Early in his career, Schaaffhausen discussed the idea of biological evolution in an article published in 1853 titled “Ueber Beständigkeit und Umwandlung der Arten” (On the Constancy and Transformation of Species) where he declared that the immutability of species was not proven. This was several years before Charles Darwin published On the Origin of Species (1859). Schaaffhausen presented a paper at the meeting of the Versammlung deutscher Naturforscher und Aerzte in 1867 titled “On the Anthropological Questions of Our Time” where he argued that humans had developed from animal ancestors, but he also believed that humans represent the pinnacle of creation and that a divine plan directed the emergence of humans. He argued, as Darwin did, that the biological and intellectual differences that separate humans from other animals are quantitative, not qualitative, and he noted the simian traits that one could observe in the anatomy of both prehistoric peoples and existing “lower races” (Schaaffhausen 1867).

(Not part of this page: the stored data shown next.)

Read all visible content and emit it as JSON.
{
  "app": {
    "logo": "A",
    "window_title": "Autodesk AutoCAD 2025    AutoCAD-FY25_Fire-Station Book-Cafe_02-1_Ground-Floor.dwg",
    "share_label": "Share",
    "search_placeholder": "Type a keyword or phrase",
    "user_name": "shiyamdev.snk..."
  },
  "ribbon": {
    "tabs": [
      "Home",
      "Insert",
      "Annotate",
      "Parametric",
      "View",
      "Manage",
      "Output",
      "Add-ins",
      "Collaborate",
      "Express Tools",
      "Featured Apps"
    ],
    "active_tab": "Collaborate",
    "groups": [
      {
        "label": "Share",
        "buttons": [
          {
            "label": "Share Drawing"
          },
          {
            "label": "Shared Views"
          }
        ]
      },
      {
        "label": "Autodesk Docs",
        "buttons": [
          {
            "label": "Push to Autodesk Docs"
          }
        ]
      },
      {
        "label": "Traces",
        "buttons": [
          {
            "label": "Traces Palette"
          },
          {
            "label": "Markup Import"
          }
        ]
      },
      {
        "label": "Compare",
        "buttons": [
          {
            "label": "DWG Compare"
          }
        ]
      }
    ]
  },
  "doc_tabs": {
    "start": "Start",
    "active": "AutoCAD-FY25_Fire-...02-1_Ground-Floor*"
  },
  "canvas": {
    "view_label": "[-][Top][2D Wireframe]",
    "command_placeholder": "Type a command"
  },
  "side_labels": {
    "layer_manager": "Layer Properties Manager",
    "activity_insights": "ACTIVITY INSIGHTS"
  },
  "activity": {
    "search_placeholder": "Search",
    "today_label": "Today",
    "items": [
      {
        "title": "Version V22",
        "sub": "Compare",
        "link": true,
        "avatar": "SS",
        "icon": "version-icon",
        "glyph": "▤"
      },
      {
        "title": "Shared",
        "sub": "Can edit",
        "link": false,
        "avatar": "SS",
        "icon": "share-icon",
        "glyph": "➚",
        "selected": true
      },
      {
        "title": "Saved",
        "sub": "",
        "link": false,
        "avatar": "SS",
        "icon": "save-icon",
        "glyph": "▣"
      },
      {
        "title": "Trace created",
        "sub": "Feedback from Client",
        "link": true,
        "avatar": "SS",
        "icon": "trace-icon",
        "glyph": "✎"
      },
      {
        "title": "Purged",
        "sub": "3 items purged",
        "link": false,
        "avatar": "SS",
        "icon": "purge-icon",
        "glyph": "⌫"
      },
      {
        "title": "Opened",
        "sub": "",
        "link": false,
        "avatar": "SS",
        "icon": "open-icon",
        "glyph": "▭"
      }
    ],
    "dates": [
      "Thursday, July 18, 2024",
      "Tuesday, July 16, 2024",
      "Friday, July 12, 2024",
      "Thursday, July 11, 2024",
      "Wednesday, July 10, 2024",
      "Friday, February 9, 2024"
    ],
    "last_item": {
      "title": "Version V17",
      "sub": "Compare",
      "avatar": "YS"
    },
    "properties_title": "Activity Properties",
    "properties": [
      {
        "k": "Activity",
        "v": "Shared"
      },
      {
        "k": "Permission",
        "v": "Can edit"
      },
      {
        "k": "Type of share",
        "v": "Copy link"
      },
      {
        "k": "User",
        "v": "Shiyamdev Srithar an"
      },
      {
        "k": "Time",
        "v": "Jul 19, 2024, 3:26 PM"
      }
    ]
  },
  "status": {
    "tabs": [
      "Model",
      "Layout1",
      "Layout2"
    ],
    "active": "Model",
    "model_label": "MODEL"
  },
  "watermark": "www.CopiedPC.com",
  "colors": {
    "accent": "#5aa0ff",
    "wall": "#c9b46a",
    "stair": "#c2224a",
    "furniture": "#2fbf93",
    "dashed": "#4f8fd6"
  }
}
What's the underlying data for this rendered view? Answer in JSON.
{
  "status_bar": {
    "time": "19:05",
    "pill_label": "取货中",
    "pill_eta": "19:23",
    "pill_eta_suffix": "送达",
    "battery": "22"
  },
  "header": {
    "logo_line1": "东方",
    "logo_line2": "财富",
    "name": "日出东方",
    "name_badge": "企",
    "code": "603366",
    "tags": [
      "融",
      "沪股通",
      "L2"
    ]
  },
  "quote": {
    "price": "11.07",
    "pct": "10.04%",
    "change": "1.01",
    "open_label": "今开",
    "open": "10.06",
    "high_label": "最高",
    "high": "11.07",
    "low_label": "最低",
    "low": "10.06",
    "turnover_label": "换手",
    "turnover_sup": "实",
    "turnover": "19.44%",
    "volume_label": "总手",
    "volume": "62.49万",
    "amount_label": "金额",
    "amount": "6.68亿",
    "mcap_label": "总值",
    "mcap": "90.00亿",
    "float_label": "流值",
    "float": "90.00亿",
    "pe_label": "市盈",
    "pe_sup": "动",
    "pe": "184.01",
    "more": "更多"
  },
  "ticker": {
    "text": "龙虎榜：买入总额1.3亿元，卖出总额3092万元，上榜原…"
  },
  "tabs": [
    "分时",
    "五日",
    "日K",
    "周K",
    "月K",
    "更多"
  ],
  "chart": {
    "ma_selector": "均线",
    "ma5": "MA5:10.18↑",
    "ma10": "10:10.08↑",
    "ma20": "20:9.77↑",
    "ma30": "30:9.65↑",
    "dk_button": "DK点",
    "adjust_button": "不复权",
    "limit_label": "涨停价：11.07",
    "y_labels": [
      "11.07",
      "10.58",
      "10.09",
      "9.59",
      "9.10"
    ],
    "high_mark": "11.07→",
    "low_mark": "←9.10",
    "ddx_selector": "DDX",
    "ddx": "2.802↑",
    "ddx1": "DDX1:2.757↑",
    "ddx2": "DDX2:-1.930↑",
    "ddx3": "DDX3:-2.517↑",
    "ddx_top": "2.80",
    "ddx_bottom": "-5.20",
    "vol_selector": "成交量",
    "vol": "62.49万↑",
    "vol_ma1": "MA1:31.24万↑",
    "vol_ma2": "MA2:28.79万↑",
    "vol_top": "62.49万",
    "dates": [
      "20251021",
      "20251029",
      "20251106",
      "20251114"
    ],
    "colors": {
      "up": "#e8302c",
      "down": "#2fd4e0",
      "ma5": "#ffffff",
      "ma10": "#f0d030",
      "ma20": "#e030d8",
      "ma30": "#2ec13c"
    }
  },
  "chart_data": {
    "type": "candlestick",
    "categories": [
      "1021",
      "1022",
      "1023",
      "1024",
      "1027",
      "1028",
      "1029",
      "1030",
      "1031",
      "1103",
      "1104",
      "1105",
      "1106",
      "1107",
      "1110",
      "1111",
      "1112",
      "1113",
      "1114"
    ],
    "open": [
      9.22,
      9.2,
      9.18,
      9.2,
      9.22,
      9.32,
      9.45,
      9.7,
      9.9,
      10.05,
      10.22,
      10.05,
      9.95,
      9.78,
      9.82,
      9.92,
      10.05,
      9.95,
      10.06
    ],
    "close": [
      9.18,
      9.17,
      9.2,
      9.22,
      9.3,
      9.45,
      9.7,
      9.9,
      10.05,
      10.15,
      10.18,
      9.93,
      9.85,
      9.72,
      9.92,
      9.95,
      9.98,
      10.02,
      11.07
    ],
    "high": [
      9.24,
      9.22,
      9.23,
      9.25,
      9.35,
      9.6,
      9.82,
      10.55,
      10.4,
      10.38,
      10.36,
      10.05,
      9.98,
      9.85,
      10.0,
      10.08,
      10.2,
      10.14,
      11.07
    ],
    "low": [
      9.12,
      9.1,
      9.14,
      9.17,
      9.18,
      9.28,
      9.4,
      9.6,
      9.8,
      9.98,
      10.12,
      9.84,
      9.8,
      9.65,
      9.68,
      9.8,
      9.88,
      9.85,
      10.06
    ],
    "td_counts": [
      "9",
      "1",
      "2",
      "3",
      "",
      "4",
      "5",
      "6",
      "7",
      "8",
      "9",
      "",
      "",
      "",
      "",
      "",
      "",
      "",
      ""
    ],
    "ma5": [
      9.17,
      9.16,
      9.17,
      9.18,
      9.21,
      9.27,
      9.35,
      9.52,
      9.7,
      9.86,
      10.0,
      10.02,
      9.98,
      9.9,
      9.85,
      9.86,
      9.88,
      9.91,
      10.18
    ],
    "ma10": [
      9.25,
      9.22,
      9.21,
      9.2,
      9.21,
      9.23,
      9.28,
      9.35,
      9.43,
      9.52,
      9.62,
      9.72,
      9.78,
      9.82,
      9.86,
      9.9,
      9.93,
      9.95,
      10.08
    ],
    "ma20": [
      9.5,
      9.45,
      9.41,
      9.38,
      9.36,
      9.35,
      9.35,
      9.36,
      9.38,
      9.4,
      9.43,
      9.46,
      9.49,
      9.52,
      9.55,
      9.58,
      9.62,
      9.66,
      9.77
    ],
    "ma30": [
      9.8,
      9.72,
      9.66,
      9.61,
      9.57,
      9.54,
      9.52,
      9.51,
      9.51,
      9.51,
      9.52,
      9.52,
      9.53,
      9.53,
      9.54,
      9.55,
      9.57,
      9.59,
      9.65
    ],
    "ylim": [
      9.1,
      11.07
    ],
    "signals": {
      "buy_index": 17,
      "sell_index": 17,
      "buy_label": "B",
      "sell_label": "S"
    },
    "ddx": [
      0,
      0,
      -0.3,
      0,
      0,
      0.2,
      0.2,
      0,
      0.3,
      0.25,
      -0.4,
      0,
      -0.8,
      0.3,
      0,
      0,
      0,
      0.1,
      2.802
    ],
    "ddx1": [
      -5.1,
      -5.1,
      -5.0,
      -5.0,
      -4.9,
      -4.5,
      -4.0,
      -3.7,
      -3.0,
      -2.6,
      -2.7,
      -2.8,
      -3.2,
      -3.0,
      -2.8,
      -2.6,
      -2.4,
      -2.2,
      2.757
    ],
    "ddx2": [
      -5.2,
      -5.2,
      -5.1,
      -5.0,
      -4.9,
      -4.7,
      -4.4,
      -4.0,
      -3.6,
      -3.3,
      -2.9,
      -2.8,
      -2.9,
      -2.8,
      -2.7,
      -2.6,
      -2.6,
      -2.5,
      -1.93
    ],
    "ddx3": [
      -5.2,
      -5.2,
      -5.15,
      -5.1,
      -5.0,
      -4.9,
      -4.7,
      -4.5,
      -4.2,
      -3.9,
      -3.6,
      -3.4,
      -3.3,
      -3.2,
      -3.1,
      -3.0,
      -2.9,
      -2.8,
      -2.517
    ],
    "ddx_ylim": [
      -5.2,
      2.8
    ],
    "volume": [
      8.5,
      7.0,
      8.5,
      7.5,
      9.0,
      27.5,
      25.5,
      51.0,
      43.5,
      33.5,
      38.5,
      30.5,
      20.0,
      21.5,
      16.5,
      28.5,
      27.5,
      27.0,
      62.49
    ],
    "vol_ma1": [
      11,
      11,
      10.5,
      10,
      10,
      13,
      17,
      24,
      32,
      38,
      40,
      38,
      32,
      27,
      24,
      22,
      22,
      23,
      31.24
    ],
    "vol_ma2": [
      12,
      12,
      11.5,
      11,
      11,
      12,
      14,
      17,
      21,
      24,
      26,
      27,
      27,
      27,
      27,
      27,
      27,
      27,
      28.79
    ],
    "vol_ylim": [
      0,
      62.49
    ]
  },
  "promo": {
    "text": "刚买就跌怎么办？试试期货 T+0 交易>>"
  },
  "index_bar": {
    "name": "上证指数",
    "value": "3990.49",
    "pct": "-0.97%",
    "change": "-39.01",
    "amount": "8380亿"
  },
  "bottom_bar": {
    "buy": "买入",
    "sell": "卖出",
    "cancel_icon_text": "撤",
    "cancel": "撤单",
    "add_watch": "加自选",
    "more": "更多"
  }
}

Much of Schaaffhausen’s research dealt with anthropology and the study of prehistoric humans in Europe. This was at a time when anthropology was emerging as a distinct science and becoming professionalized. Paul Broca in France and Rudolf Virchow in Germany were founding institutions and establishing the methodology of anthropology. They emphasized the study of human races by making careful measurements of human bodies. For prehistoric skeletons, this meant the measurement of bones and especially the use of craniometry, the measurement and study of the form of human skulls. Schaaffhausen was one of the original members of the Deutsche Gesellschaft für Anthropologie, Ethnologie und Urgeschichte (German Society for Anthropology, Ethnology and Prehistory) when it was founded in 1869. He was a member of a commission organized by the Society to catalogue all the human skeletal remains found in Germany. Schaaffhausen was also involved in the discussion among German anthropologists over how to standardize the way anthropological measurements were taken, which led to the Frankfort Agreement in 1881, establishing an agreed method among German anthropologists for making craniometric measurements. He also worked to create a standard way of measuring the cranial capacity of human skulls.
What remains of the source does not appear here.